Authored by David Charbonneau via The Epoch Times (emphasis ours),
In another sign of changing attitudes to pandemic policy, infectious disease specialists writing in the Annals of Internal Medicine this month argued against the continuation of universal masking policies for doctors, nurses, and other health care workers.
In the article, the eight authors, who are infectious disease specialists associated with Harvard and Washington University medical schools among others, offer a timeline of the evolving responses to the pandemic. The timeline leaves out the Centers for Disease Control and Prevention’s (CDC) initially confusing advice on masking but acknowledges that factors like the development of immunity, the evolution of the virus, and development of pharmaceutical “countermeasures” have fundamentally reshaped the landscape of the pandemic.

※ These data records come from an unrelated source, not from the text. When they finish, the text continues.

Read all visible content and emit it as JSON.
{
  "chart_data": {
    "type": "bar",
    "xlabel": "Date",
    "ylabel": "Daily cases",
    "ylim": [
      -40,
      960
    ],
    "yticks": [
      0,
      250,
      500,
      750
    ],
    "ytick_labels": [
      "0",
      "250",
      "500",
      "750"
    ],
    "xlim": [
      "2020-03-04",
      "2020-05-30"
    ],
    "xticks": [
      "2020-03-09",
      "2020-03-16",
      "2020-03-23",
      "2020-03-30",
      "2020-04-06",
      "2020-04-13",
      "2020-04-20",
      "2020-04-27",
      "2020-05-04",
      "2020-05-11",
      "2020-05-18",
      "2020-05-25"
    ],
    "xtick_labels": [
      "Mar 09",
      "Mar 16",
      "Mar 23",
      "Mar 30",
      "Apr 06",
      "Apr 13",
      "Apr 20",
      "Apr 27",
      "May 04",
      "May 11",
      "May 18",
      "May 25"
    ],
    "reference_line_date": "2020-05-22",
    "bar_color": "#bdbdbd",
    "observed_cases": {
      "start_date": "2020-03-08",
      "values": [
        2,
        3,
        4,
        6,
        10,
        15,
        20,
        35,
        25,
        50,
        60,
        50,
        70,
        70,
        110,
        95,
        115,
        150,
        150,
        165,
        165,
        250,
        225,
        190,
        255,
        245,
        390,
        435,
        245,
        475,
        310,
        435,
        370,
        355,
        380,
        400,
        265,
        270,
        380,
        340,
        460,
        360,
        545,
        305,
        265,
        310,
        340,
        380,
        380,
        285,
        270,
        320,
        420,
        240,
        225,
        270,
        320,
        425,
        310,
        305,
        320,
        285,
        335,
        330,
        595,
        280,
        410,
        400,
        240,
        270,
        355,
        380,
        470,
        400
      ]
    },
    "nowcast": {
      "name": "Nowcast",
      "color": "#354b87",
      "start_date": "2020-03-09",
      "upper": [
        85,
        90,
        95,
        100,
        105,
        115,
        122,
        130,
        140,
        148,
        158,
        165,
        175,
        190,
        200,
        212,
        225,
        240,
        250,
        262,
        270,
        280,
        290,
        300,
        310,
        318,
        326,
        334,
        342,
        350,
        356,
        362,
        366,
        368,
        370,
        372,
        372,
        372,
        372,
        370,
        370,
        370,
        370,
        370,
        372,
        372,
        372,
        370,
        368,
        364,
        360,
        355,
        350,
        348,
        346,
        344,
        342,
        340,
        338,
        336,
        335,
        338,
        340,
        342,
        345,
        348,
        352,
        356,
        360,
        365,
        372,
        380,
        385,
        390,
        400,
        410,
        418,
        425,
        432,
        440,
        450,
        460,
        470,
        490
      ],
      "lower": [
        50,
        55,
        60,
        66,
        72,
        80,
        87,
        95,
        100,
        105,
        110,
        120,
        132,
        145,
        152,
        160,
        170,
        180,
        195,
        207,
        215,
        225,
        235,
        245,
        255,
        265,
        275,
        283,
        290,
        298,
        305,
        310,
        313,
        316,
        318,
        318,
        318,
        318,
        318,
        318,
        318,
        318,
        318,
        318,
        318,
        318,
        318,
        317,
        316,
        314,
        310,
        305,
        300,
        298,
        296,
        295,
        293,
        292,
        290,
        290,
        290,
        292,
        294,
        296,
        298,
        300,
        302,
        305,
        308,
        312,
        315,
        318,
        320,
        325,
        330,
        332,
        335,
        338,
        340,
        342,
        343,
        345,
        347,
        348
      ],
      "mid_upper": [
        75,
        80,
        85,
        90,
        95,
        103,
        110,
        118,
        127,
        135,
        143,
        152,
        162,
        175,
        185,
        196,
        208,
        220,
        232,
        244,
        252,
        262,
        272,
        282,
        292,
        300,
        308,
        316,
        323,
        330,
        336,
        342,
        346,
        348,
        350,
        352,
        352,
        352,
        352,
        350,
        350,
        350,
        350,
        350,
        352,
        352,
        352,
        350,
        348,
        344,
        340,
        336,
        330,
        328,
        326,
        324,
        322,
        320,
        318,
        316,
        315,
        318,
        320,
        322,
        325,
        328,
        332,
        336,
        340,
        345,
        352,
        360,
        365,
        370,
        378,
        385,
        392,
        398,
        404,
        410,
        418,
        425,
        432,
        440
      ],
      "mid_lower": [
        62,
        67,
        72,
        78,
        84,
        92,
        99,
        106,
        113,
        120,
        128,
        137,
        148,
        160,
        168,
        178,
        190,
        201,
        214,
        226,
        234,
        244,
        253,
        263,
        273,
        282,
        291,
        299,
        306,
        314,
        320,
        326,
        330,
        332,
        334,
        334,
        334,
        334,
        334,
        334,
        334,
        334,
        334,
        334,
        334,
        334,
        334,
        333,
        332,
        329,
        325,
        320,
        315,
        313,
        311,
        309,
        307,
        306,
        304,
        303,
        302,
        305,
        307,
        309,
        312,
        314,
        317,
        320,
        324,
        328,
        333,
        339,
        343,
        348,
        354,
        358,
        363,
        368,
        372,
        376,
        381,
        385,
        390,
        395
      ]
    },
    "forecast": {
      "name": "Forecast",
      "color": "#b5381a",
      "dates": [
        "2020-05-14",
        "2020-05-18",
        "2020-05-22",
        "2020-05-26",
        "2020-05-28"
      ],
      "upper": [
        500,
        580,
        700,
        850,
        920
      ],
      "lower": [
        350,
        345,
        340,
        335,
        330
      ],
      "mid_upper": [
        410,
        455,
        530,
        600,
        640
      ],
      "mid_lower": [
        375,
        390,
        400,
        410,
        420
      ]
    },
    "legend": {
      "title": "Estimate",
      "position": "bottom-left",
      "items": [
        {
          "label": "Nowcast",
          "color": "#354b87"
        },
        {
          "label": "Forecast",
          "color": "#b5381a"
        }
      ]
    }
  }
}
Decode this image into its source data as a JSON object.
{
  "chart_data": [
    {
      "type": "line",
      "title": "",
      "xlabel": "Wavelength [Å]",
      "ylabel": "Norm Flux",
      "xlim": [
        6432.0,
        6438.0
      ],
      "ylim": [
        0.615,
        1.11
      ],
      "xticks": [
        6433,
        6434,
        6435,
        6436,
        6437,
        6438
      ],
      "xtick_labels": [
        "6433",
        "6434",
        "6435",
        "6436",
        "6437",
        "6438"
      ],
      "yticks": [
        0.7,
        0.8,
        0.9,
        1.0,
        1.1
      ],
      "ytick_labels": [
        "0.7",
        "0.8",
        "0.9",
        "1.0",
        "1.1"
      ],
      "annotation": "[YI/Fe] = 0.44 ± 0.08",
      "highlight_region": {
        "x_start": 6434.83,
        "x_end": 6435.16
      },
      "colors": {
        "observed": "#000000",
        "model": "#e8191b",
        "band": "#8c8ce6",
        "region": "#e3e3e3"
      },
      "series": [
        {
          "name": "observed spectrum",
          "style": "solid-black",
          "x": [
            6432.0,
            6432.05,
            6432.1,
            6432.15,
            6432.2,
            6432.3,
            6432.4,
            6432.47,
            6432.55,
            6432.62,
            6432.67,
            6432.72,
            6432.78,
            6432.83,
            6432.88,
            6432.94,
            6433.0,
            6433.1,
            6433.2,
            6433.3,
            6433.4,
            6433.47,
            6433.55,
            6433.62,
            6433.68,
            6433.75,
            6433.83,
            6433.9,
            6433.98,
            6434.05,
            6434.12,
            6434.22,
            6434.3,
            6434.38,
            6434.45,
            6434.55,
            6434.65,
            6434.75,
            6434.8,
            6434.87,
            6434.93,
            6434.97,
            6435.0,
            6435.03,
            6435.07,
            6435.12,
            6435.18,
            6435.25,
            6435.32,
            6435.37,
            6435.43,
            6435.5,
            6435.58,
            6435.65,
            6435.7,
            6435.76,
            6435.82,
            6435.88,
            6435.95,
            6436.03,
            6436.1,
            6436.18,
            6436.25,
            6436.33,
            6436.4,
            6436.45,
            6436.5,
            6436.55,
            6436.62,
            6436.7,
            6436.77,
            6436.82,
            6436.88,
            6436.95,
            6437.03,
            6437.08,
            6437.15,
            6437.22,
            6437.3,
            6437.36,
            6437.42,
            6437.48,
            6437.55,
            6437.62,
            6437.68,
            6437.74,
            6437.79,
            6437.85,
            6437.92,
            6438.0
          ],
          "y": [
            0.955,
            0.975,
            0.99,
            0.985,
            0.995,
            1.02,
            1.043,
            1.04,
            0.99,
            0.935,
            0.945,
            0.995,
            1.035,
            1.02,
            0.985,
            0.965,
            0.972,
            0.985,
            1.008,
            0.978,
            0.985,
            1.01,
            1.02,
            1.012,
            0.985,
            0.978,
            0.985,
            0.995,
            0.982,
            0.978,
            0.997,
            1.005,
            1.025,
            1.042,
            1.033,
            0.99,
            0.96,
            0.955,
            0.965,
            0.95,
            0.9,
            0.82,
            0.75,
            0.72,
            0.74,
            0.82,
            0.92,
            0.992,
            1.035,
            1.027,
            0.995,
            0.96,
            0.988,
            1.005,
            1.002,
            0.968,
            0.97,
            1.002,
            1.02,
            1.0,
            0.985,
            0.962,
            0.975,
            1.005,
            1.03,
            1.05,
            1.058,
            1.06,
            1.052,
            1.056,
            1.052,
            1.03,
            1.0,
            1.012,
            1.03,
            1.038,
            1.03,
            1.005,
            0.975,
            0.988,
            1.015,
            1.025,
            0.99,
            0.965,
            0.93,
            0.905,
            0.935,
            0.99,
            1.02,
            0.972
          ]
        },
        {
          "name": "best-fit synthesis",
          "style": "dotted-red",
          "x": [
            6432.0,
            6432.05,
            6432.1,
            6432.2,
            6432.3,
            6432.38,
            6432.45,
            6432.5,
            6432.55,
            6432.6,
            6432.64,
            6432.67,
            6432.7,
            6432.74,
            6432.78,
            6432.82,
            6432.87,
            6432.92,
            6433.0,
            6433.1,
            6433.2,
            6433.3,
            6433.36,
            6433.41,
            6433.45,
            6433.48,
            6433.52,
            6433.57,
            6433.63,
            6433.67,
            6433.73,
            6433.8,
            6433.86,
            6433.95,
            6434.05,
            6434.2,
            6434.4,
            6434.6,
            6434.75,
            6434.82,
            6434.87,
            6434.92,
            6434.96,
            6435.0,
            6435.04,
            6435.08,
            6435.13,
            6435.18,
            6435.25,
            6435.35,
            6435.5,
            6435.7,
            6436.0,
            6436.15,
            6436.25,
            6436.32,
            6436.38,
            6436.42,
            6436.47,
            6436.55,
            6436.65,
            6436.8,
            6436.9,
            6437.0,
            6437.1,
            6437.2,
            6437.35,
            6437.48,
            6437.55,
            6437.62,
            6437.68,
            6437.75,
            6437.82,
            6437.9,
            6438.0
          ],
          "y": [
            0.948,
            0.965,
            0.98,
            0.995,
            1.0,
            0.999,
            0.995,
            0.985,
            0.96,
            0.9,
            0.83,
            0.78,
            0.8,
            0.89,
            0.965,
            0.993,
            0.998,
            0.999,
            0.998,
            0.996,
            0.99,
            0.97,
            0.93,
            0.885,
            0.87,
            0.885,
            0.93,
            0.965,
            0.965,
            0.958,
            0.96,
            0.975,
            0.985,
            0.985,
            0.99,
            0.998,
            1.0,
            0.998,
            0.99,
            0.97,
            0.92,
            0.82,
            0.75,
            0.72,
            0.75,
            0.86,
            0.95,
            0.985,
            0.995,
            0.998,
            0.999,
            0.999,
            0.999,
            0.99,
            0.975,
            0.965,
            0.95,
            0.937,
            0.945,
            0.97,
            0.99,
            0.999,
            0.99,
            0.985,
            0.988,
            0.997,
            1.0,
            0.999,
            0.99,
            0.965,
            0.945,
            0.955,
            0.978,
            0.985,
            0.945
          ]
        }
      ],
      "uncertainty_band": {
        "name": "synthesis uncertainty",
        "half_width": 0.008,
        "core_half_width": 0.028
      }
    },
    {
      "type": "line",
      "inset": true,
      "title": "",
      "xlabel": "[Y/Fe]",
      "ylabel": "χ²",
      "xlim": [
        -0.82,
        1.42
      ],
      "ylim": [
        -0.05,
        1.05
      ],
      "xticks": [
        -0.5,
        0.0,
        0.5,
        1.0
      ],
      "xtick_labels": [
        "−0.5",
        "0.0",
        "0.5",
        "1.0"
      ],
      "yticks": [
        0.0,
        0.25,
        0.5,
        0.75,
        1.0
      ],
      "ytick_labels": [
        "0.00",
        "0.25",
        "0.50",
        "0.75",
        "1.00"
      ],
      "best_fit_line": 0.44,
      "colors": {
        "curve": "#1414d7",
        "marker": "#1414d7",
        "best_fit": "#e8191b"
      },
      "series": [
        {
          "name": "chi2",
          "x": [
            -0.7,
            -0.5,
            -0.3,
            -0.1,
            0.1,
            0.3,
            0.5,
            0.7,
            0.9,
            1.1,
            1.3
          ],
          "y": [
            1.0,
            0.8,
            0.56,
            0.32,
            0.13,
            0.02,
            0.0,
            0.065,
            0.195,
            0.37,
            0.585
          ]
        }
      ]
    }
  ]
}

“The burden of SARS-CoV-2 has been mitigated over time,” the authors state, “through access to testing, substantial population-level immunity providing durable protection against severe disease, a series of less virulent variants, and widespread availability of medical countermeasures, which in combination have resulted in decreasing infection mortality rates.”
They conclude that “SARS-CoV-2 has transitioned to a more stable phase, during which the choice and intensity of mitigation efforts must be commensurate with the risk and align with management strategies” for other endemic, transmissible diseases.
“Recognizing these changes,” the authors state, “many pandemic interventions have been deimplemented,” but, “Masking requirements and other restrictions remain notable exceptions.”
Some in the medical field, such as Dr. Kalu Ibukunoluwa and co-authors writing in the journal Infection Control and Hospital Epidemiology in January, argue for making universal masking requirements in health care settings permanent, stating that such “universal source control masking … should become the ‘new normal’ for all healthcare institutions.”
However, Dr. Erica Shenoy, an infectious diseases physician at Massachusetts General Hospital, lead author of the study and her co-authors disagree.